At a press conference this morning, Police Chief David Newlan announced that the department is one of a handful to receive the Department of Justice’s Student, Teachers, and Officers Preventing School Violence, or STOP, grant for $123,151.
Newlan said he is especially proud, as Cape Coral is one of only three recipients of law enforcement in the nation, and thus far, the only one in Florida, to receive this particular grant. He went on to say that the Stop School Violence Act was designed with the intention of equipping school officials as well as students with the tools they need to recognize, respond to and, hopefully, prevent, school violence.
The results of receiving the award are two-fold.
The first objective this grant will achieve is to allow local school resource officers to receive certification after having gone through professional intensive threat-assessment training. They will be trained to assess any potential threat, which is crucial in the prevention of any underlying threat to safety. Newlan is sure this certification will ensure an unprecedented level of excellence in expertise needed to protect our schools.
The second benefit of this grant is that it will provide alert, lockdown, inform, counter, evacuate (ALICE) training, as the school’s safety training of choice for the district.

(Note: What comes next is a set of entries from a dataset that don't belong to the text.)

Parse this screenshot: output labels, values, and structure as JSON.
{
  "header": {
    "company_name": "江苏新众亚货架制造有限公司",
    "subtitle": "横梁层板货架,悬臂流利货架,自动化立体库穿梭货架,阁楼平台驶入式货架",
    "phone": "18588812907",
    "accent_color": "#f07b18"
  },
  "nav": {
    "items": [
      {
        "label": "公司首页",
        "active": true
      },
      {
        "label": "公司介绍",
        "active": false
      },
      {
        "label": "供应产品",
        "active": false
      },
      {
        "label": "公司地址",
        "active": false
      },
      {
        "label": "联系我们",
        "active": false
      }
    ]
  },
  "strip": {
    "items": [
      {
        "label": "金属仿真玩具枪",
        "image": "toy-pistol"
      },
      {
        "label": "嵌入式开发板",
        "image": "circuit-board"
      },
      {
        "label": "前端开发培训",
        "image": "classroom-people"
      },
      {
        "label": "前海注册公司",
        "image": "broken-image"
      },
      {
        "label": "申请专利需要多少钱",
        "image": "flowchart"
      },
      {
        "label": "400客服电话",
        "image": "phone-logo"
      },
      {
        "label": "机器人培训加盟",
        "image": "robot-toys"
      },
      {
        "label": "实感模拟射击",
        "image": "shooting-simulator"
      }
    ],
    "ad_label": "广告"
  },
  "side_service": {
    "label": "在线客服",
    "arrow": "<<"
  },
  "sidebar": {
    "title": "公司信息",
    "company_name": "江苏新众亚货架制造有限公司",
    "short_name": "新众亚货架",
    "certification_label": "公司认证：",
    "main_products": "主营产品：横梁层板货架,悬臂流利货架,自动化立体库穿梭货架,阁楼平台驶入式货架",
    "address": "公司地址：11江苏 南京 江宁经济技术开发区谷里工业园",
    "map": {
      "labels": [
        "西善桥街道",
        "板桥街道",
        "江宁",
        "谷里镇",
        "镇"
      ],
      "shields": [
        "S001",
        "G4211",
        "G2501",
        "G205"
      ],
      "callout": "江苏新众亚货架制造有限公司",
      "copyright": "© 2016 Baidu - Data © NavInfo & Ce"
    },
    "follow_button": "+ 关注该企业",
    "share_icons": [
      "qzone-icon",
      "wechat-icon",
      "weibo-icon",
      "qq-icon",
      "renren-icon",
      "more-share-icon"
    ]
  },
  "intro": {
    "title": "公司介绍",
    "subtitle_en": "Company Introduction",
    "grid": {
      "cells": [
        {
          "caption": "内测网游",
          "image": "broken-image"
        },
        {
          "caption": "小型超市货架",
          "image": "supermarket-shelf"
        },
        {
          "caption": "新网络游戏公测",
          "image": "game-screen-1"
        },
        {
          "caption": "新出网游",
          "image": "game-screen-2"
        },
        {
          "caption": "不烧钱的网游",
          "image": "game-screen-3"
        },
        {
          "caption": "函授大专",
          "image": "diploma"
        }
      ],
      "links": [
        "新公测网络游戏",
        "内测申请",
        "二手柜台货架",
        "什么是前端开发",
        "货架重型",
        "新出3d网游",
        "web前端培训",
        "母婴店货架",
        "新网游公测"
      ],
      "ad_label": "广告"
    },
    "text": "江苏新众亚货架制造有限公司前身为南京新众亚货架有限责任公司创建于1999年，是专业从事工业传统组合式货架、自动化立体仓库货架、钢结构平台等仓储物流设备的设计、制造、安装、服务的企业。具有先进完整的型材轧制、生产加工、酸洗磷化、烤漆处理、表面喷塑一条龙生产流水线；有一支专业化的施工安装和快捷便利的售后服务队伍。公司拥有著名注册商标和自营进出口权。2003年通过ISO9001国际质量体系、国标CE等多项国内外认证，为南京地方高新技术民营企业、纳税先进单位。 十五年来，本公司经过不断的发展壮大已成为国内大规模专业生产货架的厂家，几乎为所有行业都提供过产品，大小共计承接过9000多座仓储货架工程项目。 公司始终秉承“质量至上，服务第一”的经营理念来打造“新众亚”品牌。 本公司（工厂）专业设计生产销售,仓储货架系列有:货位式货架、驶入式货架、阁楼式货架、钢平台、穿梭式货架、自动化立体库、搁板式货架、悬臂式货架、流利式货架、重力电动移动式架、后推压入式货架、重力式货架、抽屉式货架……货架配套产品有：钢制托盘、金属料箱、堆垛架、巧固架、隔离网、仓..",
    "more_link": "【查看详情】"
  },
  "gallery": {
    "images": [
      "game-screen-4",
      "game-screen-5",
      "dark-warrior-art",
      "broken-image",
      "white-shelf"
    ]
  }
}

Cape Coral’s resource officers, as well as the school administrators throughout Lee County schools will attend and complete ALICE training and will then, in turn, provide ALICE training to all school personnel.
Superintendent Dr. Greg Adkins credits the caring and commitment of Newlan, City Manager John Szerlag and the City Council, as well as Mayor Joe Coviello, with the safety of Cape Coral schools.
“It’s clear that they wanted to make sure that the Cape Coral SRO unit was a program that was exemplary and could be replicated nationwide,” said Adkins. “Applying for and receiving this grant is just one of the many many examples we see of their commitment to student safety. This grant will help us to better recognize, prevent, and respond quickly to violence and mental health crisis’ in our schools. Over the past year we have put together threat assessment teams in every one of our schools in Lee County. These teams are made up of school administrators, counselors, psychologists, security specialists, and SROs that focus on threats and other forms of student conflict before they escalate into violent behavior. This grant will allow our Cape SROs to receive training they would not otherwise have had in making our teams much more effective.”
In closing, Adkins said he is truly honored to have the men and women of the Cape Coral Police Department partnering the school district with their ability and willingness to serve the students and community as mentors and role models against juvenile delinquency.
“Together, we provide a learning environment for our students; one that will be enhanced through this STOP training,” Adkins said.
Coviello said gaining this grant through the CCPD puts Cape Coral on the leading edge of providing another level of safety and service to the children in our schools. He believes the grant will be instrumental in preventing potential violence in the future.
“Seeing it before it happens, and minimizing those threats to keep our children safe is a big part of what this training is all about,” Coviello said.
The mayor maintains that Cape Coral is still very safe.
“We are considered one of the safest cities in the state,” he says. “Our first year officers will now be the highest paid in Lee County. We need to make sure that while we grow from a population standpoint, our internal structure is growing as wellour police department, our fire department. There are good things coming,” he said.